The Medi-Cal system in California is flawed in a basic way, according to researcher Stephen Moses of Pacific Research Institute, a California-based think tank.
“Instead of Medi-Cal being a safety net for the poor,” he said, “it provides very generous benefits to many in the middle class, far more than just the poor.”
The state provides long-term care to people who might have had the means to pay for some form of that care in their lifetimes, Moses contends.
In a PRI study released yesterday, Moses calls the system a “safety hammock” instead of a safety net.

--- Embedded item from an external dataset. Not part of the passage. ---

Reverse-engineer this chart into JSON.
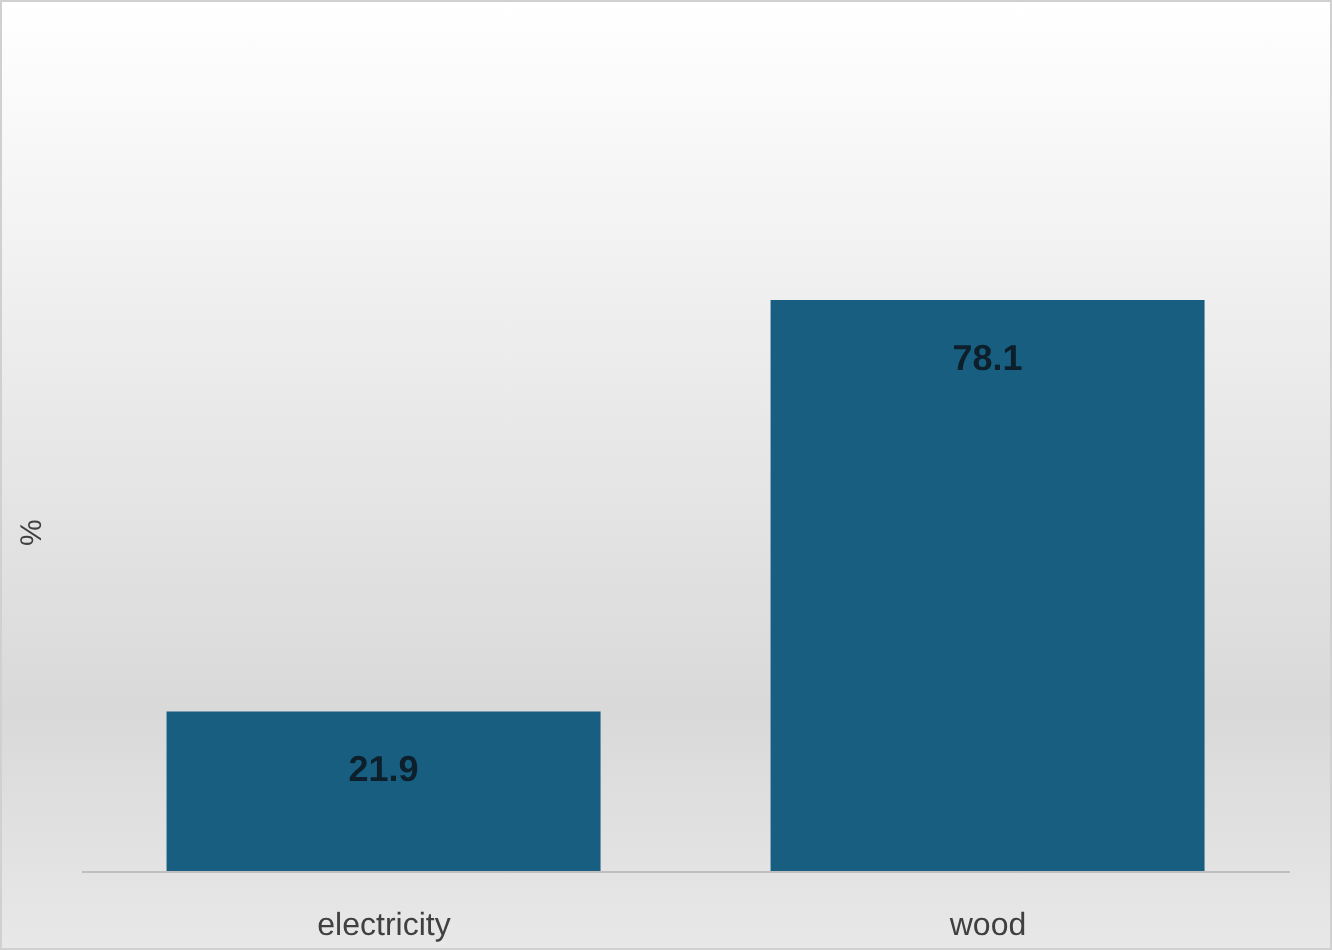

“What it means is that people who 15 years ago should’ve could’ve would’ve purchased long-term care insurance, instead, they didn’t,” Moses said. “Then the path of least resistance is to apply for Medi-Cal.”

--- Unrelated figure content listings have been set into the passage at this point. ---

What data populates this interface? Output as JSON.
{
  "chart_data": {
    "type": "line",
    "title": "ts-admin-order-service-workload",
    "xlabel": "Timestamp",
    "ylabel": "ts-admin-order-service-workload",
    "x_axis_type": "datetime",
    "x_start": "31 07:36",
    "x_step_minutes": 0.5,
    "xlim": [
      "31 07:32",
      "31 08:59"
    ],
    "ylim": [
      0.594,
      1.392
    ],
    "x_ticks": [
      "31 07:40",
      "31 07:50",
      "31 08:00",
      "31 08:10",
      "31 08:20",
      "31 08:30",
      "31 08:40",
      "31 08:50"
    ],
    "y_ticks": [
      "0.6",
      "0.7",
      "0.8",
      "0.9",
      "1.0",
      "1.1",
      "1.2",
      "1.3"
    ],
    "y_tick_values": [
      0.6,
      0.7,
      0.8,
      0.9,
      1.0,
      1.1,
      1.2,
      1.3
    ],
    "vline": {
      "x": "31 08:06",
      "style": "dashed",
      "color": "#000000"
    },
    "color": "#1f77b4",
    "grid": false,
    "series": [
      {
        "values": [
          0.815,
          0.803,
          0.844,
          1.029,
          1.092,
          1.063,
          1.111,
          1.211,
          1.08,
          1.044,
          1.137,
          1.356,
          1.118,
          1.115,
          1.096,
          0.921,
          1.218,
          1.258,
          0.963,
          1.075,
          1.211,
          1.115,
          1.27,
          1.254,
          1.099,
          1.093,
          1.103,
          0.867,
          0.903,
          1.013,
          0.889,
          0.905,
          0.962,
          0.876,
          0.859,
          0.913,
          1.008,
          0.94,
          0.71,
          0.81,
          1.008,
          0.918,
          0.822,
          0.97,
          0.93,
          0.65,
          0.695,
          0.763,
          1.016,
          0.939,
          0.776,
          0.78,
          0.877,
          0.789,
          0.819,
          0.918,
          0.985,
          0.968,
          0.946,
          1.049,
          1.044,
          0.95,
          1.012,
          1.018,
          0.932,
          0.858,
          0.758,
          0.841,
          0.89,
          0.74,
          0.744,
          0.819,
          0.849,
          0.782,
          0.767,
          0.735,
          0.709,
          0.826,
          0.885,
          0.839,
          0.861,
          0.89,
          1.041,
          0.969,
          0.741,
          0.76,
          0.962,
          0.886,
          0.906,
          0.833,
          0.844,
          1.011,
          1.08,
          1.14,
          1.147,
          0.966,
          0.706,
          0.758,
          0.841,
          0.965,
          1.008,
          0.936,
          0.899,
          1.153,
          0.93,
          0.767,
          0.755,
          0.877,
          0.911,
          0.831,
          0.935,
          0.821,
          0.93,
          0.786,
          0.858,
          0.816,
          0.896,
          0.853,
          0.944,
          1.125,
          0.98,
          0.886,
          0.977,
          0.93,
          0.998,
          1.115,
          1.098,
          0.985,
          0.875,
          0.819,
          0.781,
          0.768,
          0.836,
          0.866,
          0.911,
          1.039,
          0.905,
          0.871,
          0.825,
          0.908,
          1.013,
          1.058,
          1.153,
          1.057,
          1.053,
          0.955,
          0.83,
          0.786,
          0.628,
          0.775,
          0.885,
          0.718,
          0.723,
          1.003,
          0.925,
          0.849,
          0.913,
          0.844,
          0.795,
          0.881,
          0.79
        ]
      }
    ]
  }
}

Moses said that the release of the study — and the pending release this month of similar reports in Pennsylvania and New York — has nothing to do with the current national effort to repeal health care reform.
“I’ve been working on this for 25 years,” he said. “And I’ve always had to beat my head against the wall to convince people of California’s fallacy of impoverishment. But now the reality is catching up to people.”
Moses said his report is especially important now because the state is facing huge budget deficits. “California is wasting a lot of money,” he said, “at a time when it doesn’t seem like they have a lot to throw away. And they’re throwing it away on public assistance funding. It’s an entitlement program for the middle class.”
Moses said he wants to limit Medi-Cal rather than expand it. Under health reform, Medi-Cal is scheduled to enroll millions of new Californians in 2014.
“It’s going to sink the state,” he said. “You have to reconfigure Medi-Cal so that it’s for people truly in need. You could set a lot stricter eligibility requirements, for one thing,” he said. “The Boomers are learning from their parents that they can get long-term care under Medi-Cal, but that’s going to change. They’re about to find out that the future is going to look drastically different than the past.”